10. A big data resource allocation system for smart grids is applied to the big data resource allocation method for smart grids as described in any one of claims 1-9, characterized in that: Specifically, it includes: The modules include a federated collaborative training module, a conditional data generation module, a personalized modeling module, and a policy optimization decision-making module. Federated Collaborative Training Module: This module is used by the central server to distribute the initialized global user behavior prediction model to multiple user terminals. Each user terminal uses its locally stored private historical electricity consumption data to train the received model locally. After training, the updated model parameters are encrypted and uploaded to the central server. The central server receives and aggregates the model parameters uploaded by all user terminals to update the global user behavior prediction model. Conditional data generation module: It is used to use the global user behavior prediction model updated by the federated collaborative training module as the initialization basis of the discriminator, and to form a generative adversarial network with the generator. Using the generative adversarial network as input, the conditional variables are used to generate synthetic electricity consumption data with the same conditional distribution as the real user electricity consumption data.

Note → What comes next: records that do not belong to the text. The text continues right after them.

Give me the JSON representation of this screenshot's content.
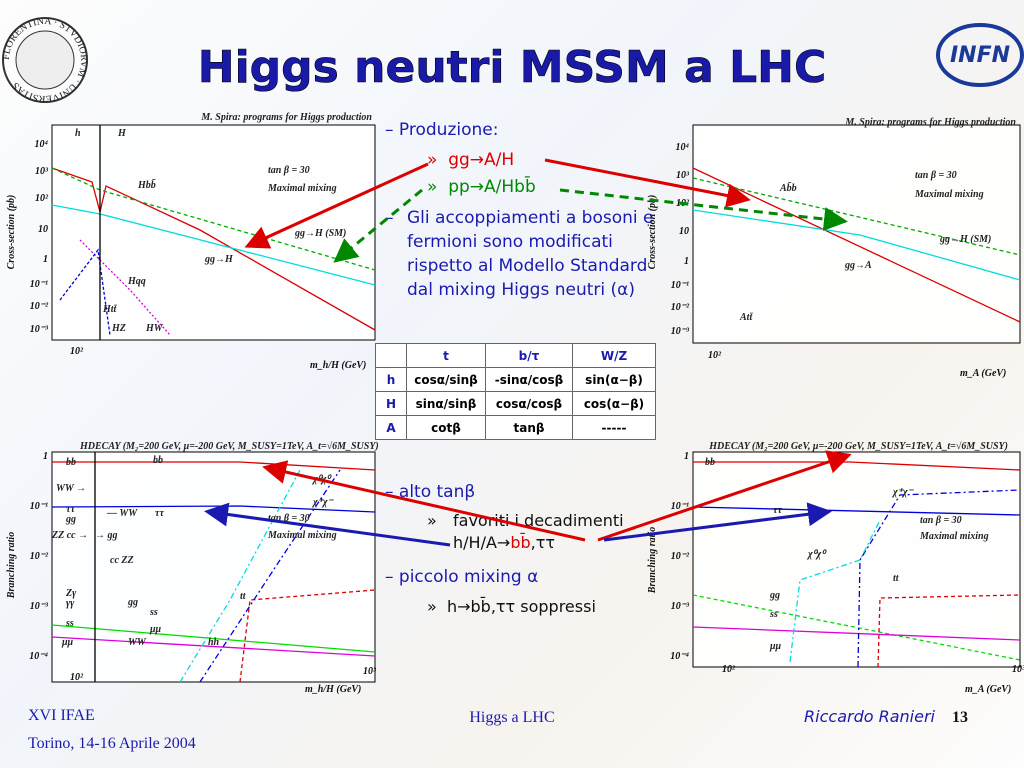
{
  "header": {
    "title": "Higgs neutri MSSM a LHC",
    "logo": "INFN",
    "seal": "FLORENTINA · STVDIORVM · UNIVERSITAS"
  },
  "plots": [
    {
      "source": "M. Spira: programs for Higgs production",
      "ylabel": "Cross-section (pb)",
      "xlabel": "m_h/H (GeV)",
      "yticks": [
        "10⁴",
        "10³",
        "10²",
        "10",
        "1",
        "10⁻¹",
        "10⁻²",
        "10⁻³"
      ],
      "xticks": [
        "10²"
      ],
      "labels": [
        "h",
        "H",
        "Hbb̄",
        "tan β = 30",
        "Maximal mixing",
        "gg→H (SM)",
        "gg→H",
        "Hqq",
        "Htt̄",
        "HZ",
        "HW"
      ]
    },
    {
      "source": "M. Spira: programs for Higgs production",
      "ylabel": "Cross-section (pb)",
      "xlabel": "m_A (GeV)",
      "yticks": [
        "10⁴",
        "10³",
        "10²",
        "10",
        "1",
        "10⁻¹",
        "10⁻²",
        "10⁻³"
      ],
      "xticks": [
        "10²"
      ],
      "labels": [
        "Ab̄b",
        "tan β = 30",
        "Maximal mixing",
        "gg→H (SM)",
        "gg→A",
        "Att̄"
      ]
    },
    {
      "source": "HDECAY (M₂=200 GeV, μ=-200 GeV, M_SUSY=1TeV, A_t=√6M_SUSY)",
      "ylabel": "Branching ratio",
      "xlabel": "m_h/H (GeV)",
      "yticks": [
        "1",
        "10⁻¹",
        "10⁻²",
        "10⁻³",
        "10⁻⁴"
      ],
      "xticks": [
        "10²",
        "10³"
      ],
      "labels": [
        "bb",
        "bb",
        "χ⁰χ⁰",
        "χ⁺χ⁻",
        "WW →",
        "ττ",
        "gg",
        "— WW",
        "ττ",
        "tan β = 30",
        "Maximal mixing",
        "ZZ cc →",
        "→ gg",
        "cc ZZ",
        "Zγ",
        "γγ",
        "gg",
        "ss",
        "ss",
        "μμ",
        "μμ",
        "WW",
        "hh",
        "tt"
      ]
    },
    {
      "source": "HDECAY (M₂=200 GeV, μ=-200 GeV, M_SUSY=1TeV, A_t=√6M_SUSY)",
      "ylabel": "Branching ratio",
      "xlabel": "m_A (GeV)",
      "yticks": [
        "1",
        "10⁻¹",
        "10⁻²",
        "10⁻³",
        "10⁻⁴"
      ],
      "xticks": [
        "10²",
        "10³"
      ],
      "labels": [
        "bb",
        "χ⁺χ⁻",
        "ττ",
        "tan β = 30",
        "Maximal mixing",
        "χ⁰χ⁰",
        "tt",
        "gg",
        "ss",
        "μμ"
      ]
    }
  ],
  "bullets": {
    "production": "Produzione:",
    "gg": "gg→A/H",
    "pp": "pp→A/Hbb̄",
    "couplings": "Gli accoppiamenti a bosoni e fermioni sono modificati rispetto al Modello Standard dal mixing Higgs neutri (α)",
    "high_tan": "alto tanβ",
    "favored": [
      "favoriti i decadimenti h/H/A→",
      "bb̄",
      ",ττ"
    ],
    "low_mixing": "piccolo mixing α",
    "suppressed": "h→bb̄,ττ soppressi"
  },
  "table": {
    "header": [
      "t",
      "b/τ",
      "W/Z"
    ],
    "rows": [
      [
        "h",
        "cosα/sinβ",
        "-sinα/cosβ",
        "sin(α−β)"
      ],
      [
        "H",
        "sinα/sinβ",
        "cosα/cosβ",
        "cos(α−β)"
      ],
      [
        "A",
        "cotβ",
        "tanβ",
        "-----"
      ]
    ]
  },
  "footer": {
    "conference": "XVI IFAE",
    "place": "Torino, 14-16 Aprile 2004",
    "topic": "Higgs a LHC",
    "author": "Riccardo Ranieri",
    "page": "13"
  }
}
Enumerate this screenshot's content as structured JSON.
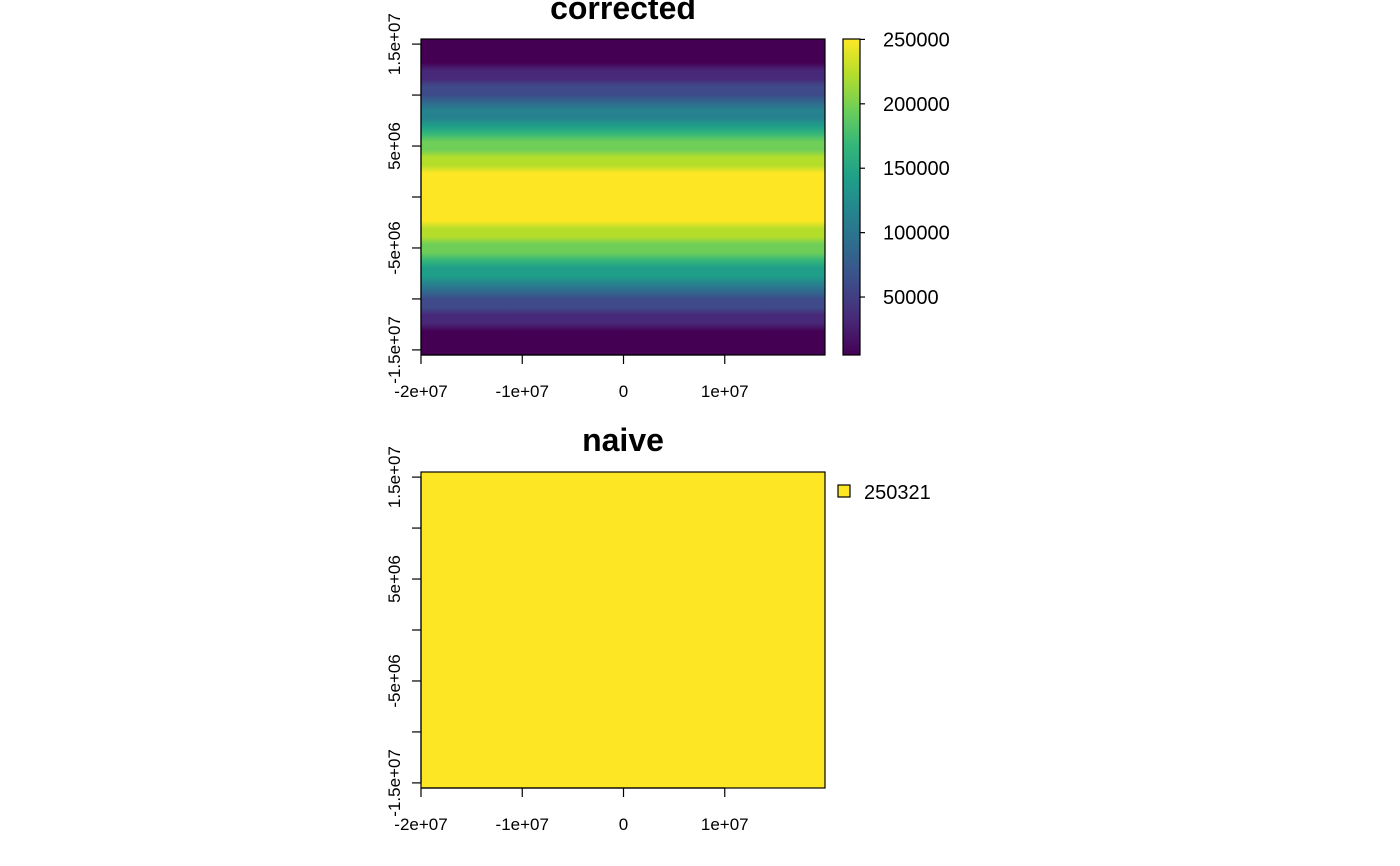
{
  "chart_data": [
    {
      "type": "heatmap",
      "title": "corrected",
      "x_ticks": [
        -20000000,
        -10000000,
        0,
        10000000
      ],
      "x_tick_labels": [
        "-2e+07",
        "-1e+07",
        "0",
        "1e+07"
      ],
      "y_ticks": [
        15000000,
        10000000,
        5000000,
        0,
        -5000000,
        -10000000,
        -15000000
      ],
      "y_tick_labels": [
        "1.5e+07",
        "",
        "5e+06",
        "",
        "-5e+06",
        "",
        "-1.5e+07"
      ],
      "xlim": [
        -20000000,
        19900000
      ],
      "ylim": [
        -15500000,
        15500000
      ],
      "value_range": [
        5000,
        250321
      ],
      "value_profile": "value peaks at y = 0 and falls off symmetrically toward the top and bottom edges, constant along x",
      "colorbar_ticks": [
        50000,
        100000,
        150000,
        200000,
        250000
      ],
      "colorbar_tick_labels": [
        "50000",
        "100000",
        "150000",
        "200000",
        "250000"
      ],
      "colormap": [
        "#440154",
        "#482878",
        "#3e4a89",
        "#31688e",
        "#26828e",
        "#1f9e89",
        "#35b779",
        "#6ece58",
        "#b5de2b",
        "#fde725"
      ]
    },
    {
      "type": "heatmap",
      "title": "naive",
      "x_ticks": [
        -20000000,
        -10000000,
        0,
        10000000
      ],
      "x_tick_labels": [
        "-2e+07",
        "-1e+07",
        "0",
        "1e+07"
      ],
      "y_ticks": [
        15000000,
        10000000,
        5000000,
        0,
        -5000000,
        -10000000,
        -15000000
      ],
      "y_tick_labels": [
        "1.5e+07",
        "",
        "5e+06",
        "",
        "-5e+06",
        "",
        "-1.5e+07"
      ],
      "xlim": [
        -20000000,
        19900000
      ],
      "ylim": [
        -15500000,
        15500000
      ],
      "values": [
        250321
      ],
      "fill_color": "#fde725",
      "legend": [
        {
          "label": "250321",
          "color": "#fde725"
        }
      ]
    }
  ]
}
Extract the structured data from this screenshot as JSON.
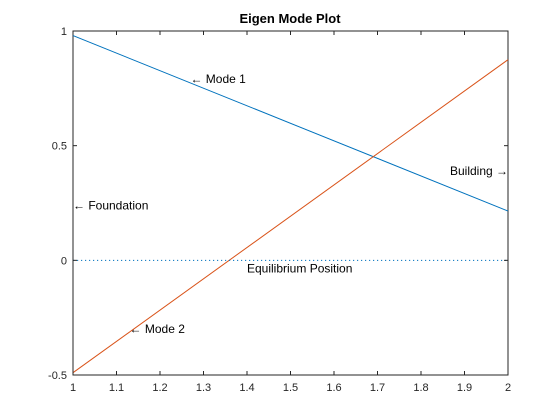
{
  "chart_data": {
    "type": "line",
    "title": "Eigen Mode Plot",
    "xlabel": "",
    "ylabel": "",
    "xlim": [
      1,
      2
    ],
    "ylim": [
      -0.5,
      1
    ],
    "xticks": [
      "1",
      "1.1",
      "1.2",
      "1.3",
      "1.4",
      "1.5",
      "1.6",
      "1.7",
      "1.8",
      "1.9",
      "2"
    ],
    "yticks": [
      "-0.5",
      "0",
      "0.5",
      "1"
    ],
    "grid": false,
    "series": [
      {
        "x": [
          1,
          2
        ],
        "y": [
          0.98,
          0.215
        ],
        "color": "#0072BD"
      },
      {
        "x": [
          1,
          2
        ],
        "y": [
          -0.49,
          0.875
        ],
        "color": "#D95319"
      },
      {
        "x": [
          1,
          2
        ],
        "y": [
          0,
          0
        ],
        "color": "#0072BD",
        "style": "dotted"
      }
    ],
    "annotations": [
      {
        "text": "← Mode 1",
        "x": 1.27,
        "y": 0.79,
        "anchor": "start"
      },
      {
        "text": "← Mode 2",
        "x": 1.13,
        "y": -0.3,
        "anchor": "start"
      },
      {
        "text": "← Foundation",
        "x": 1.0,
        "y": 0.24,
        "anchor": "start"
      },
      {
        "text": "Building →",
        "x": 2.0,
        "y": 0.39,
        "anchor": "end"
      },
      {
        "text": "Equilibrium Position",
        "x": 1.4,
        "y": -0.035,
        "anchor": "start"
      }
    ]
  }
}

Personalized modeling module: For each user, the module merges their private historical electricity consumption data with the synthetic electricity consumption data generated by the conditional data generation module under the corresponding conditional variables to form an enhanced dataset. Based on the global user behavior prediction model updated by the federated collaborative training module, the module uses the enhanced dataset to perform personalized fine-tuning training to obtain a personalized response model for each user. The strategy optimization decision module integrates the personalized response models of all users obtained from the personalized modeling module into a virtual simulation environment. It uses a multi-agent reinforcement learning algorithm to train the system in the virtual simulation environment with the goal of maximizing the global utility of the power grid, and finally outputs a set of dynamic incentive strategies.